Overall execution process

Finally, to summarize the entire implementation process:

The above is our core capability to realize the panoramic investigation and diagnosis of daily business data. By providing some page configuration interfaces, multiple services can be accessed quickly.

Comparison of application effects

Finally, we compare the screening efficiency of this tool from several dimensions:

Ability to stretch

In addition, we have extended more capabilities to more efficiently support day-to-day operations:

Tap into the Spike question answering robot

You can use your phone when you’re on vacation, at rest, when your computer isn’t around, etc., to do all of this more efficiently and quickly, avoiding the potential breakup warning

Automated review of use cases

If the business system will interact with the external (partner) system, the internal playback tool will not be able to ensure whether the external service is normal. Based on the diagnostic ability, we can verify whether there is an exception from the data level:

conclusion

Through the analysis and induction of daily problems and the abstraction of troubleshooting process, we concluded a general solution that can improve the efficiency of daily single point of problem troubleshooting, so that it can serve the product, operation, customer service, RESEARCH and development, testing personnel, business expansion and low-cost access, and significantly reduce the cost of problem troubleshooting. The implementation of the scheme mainly includes: using GraphQL to implement the aggregation query of business data; JSONPath is used to regroup heterogeneous data and business data from different dimensions and interpret business semantics. Use QLExpress to express and execute business data rules and perform data diagnostics.

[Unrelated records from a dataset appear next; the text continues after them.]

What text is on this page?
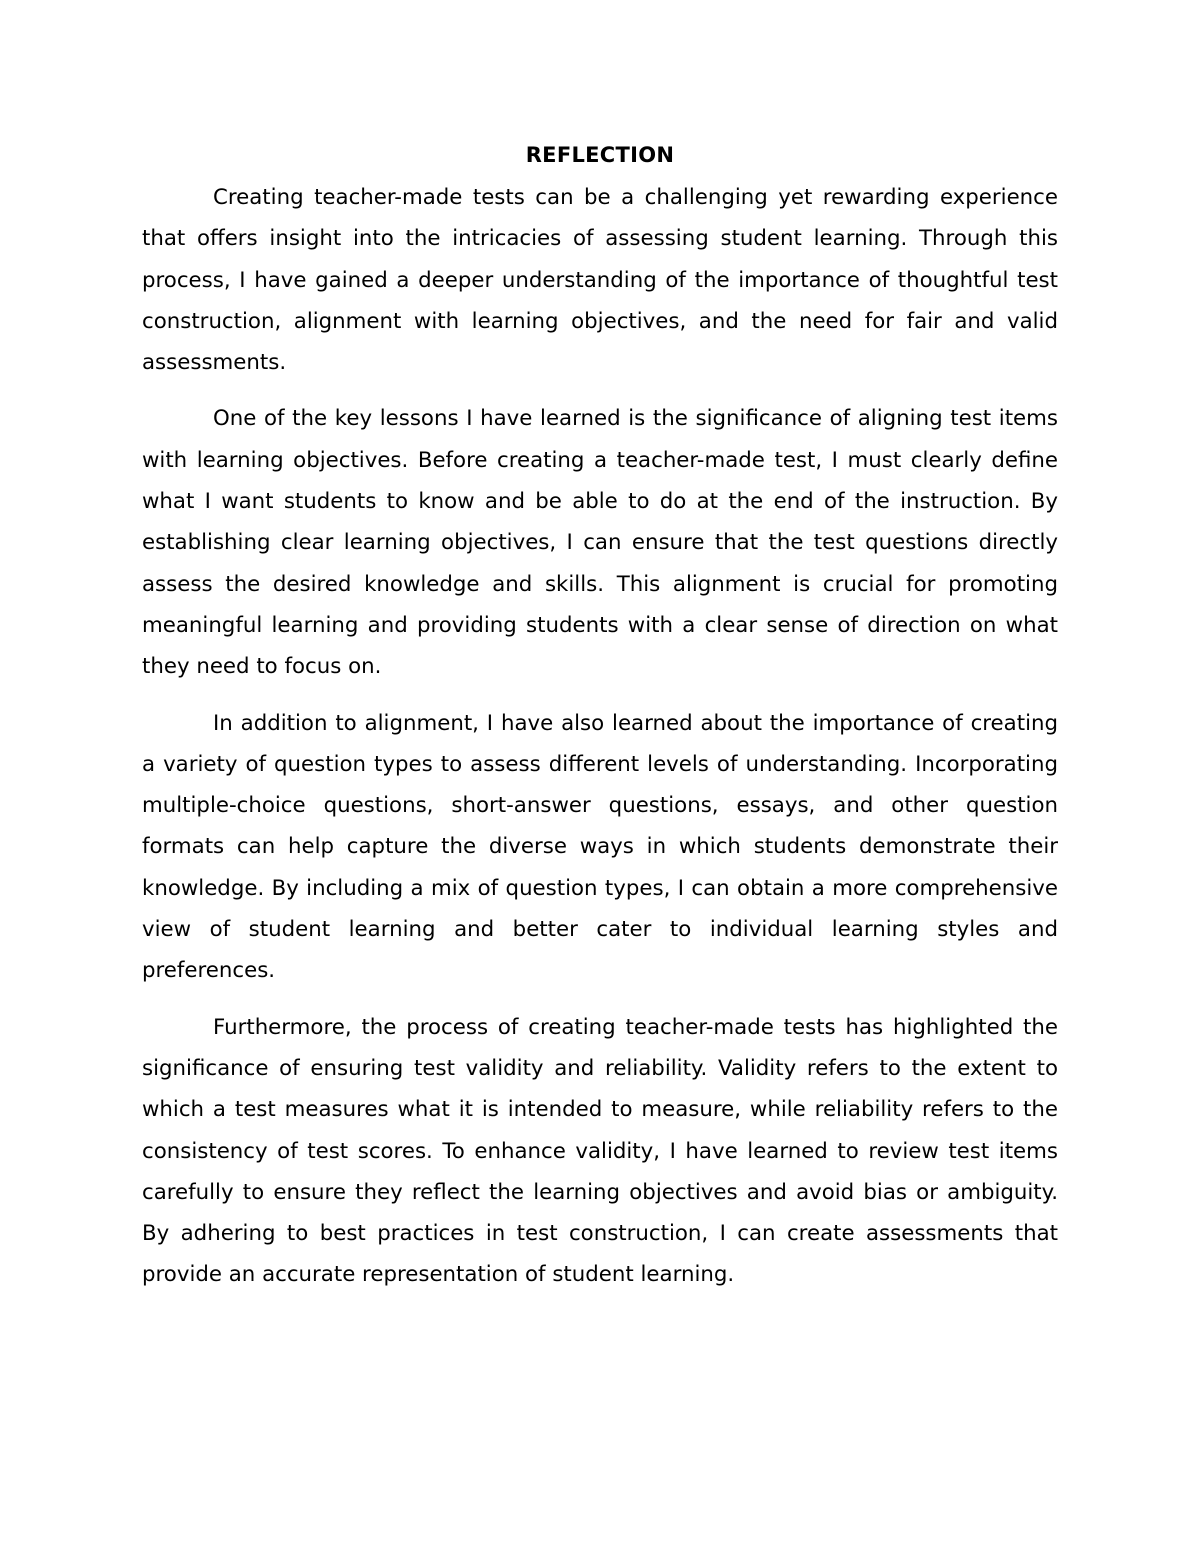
REFLECTION

Creating teacher-made tests can be a challenging yet rewarding experience that offers insight into the intricacies of assessing student learning. Through this process, I have gained a deeper understanding of the importance of thoughtful test construction, alignment with learning objectives, and the need for fair and valid assessments.

One of the key lessons I have learned is the significance of aligning test items with learning objectives. Before creating a teacher-made test, I must clearly define what I want students to know and be able to do at the end of the instruction. By establishing clear learning objectives, I can ensure that the test questions directly assess the desired knowledge and skills. This alignment is crucial for promoting meaningful learning and providing students with a clear sense of direction on what they need to focus on.

In addition to alignment, I have also learned about the importance of creating a variety of question types to assess different levels of understanding. Incorporating multiple-choice questions, short-answer questions, essays, and other question formats can help capture the diverse ways in which students demonstrate their knowledge. By including a mix of question types, I can obtain a more comprehensive view of student learning and better cater to individual learning styles and preferences.

Furthermore, the process of creating teacher-made tests has highlighted the significance of ensuring test validity and reliability. Validity refers to the extent to which a test measures what it is intended to measure, while reliability refers to the consistency of test scores. To enhance validity, I have learned to review test items carefully to ensure they reflect the learning objectives and avoid bias or ambiguity. By adhering to best practices in test construction, I can create assessments that provide an accurate representation of student learning.
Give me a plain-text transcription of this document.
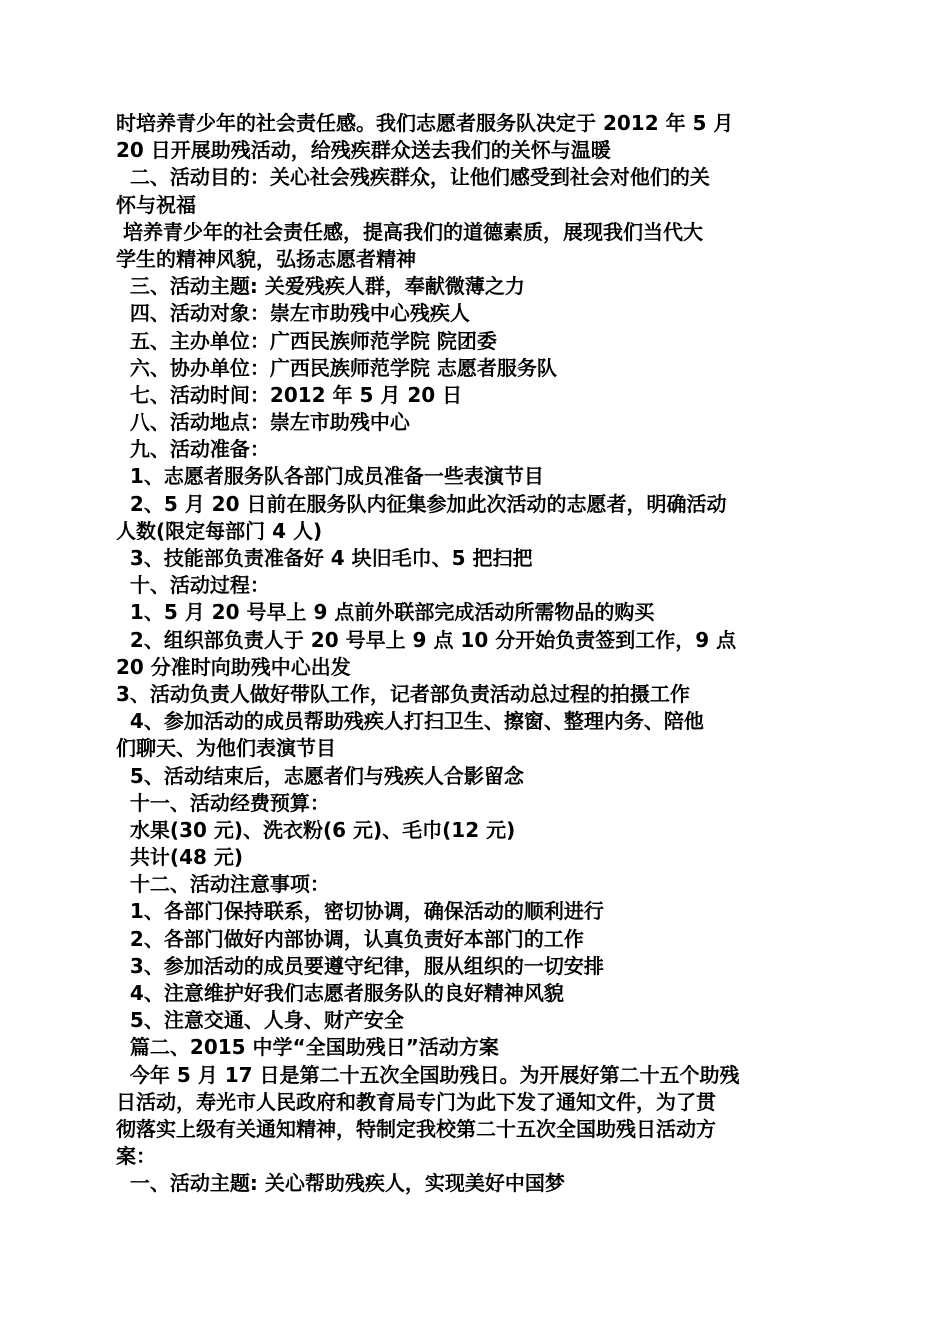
时培养青少年的社会责任感。我们志愿者服务队决定于 2012 年 5 月
20 日开展助残活动，给残疾群众送去我们的关怀与温暖
二、活动目的：关心社会残疾群众，让他们感受到社会对他们的关
怀与祝福
培养青少年的社会责任感，提高我们的道德素质，展现我们当代大
学生的精神风貌，弘扬志愿者精神
三、活动主题: 关爱残疾人群，奉献微薄之力
四、活动对象：崇左市助残中心残疾人
五、主办单位：广西民族师范学院 院团委
六、协办单位：广西民族师范学院 志愿者服务队
七、活动时间：2012 年 5 月 20 日
八、活动地点：崇左市助残中心
九、活动准备：
1、志愿者服务队各部门成员准备一些表演节目
2、5 月 20 日前在服务队内征集参加此次活动的志愿者，明确活动
人数(限定每部门 4 人)
3、技能部负责准备好 4 块旧毛巾、5 把扫把
十、活动过程：
1、5 月 20 号早上 9 点前外联部完成活动所需物品的购买
2、组织部负责人于 20 号早上 9 点 10 分开始负责签到工作，9 点
20 分准时向助残中心出发
3、活动负责人做好带队工作，记者部负责活动总过程的拍摄工作
4、参加活动的成员帮助残疾人打扫卫生、擦窗、整理内务、陪他
们聊天、为他们表演节目
5、活动结束后，志愿者们与残疾人合影留念
十一、活动经费预算：
水果(30 元)、洗衣粉(6 元)、毛巾(12 元)
共计(48 元)
十二、活动注意事项：
1、各部门保持联系，密切协调，确保活动的顺利进行
2、各部门做好内部协调，认真负责好本部门的工作
3、参加活动的成员要遵守纪律，服从组织的一切安排
4、注意维护好我们志愿者服务队的良好精神风貌
5、注意交通、人身、财产安全
篇二、2015 中学“全国助残日”活动方案
今年 5 月 17 日是第二十五次全国助残日。为开展好第二十五个助残
日活动，寿光市人民政府和教育局专门为此下发了通知文件，为了贯
彻落实上级有关通知精神，特制定我校第二十五次全国助残日活动方
案：
一、活动主题: 关心帮助残疾人，实现美好中国梦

Of course, there are still many cases where one-click troubleshooting is not possible. In the future, we will continue to optimize to achieve the goal of “problem to me” : combining log retrieval tools, user behavior playback tools to provide more dimensions of one-click direct; Deal with abnormal data, including data revision, approval and guidance; Provide troubleshooting means for customer service, q&A and other scenarios, and introduce classification of sensitive data to prevent data leakage; Access business messages for reconciliation & monitoring and warning.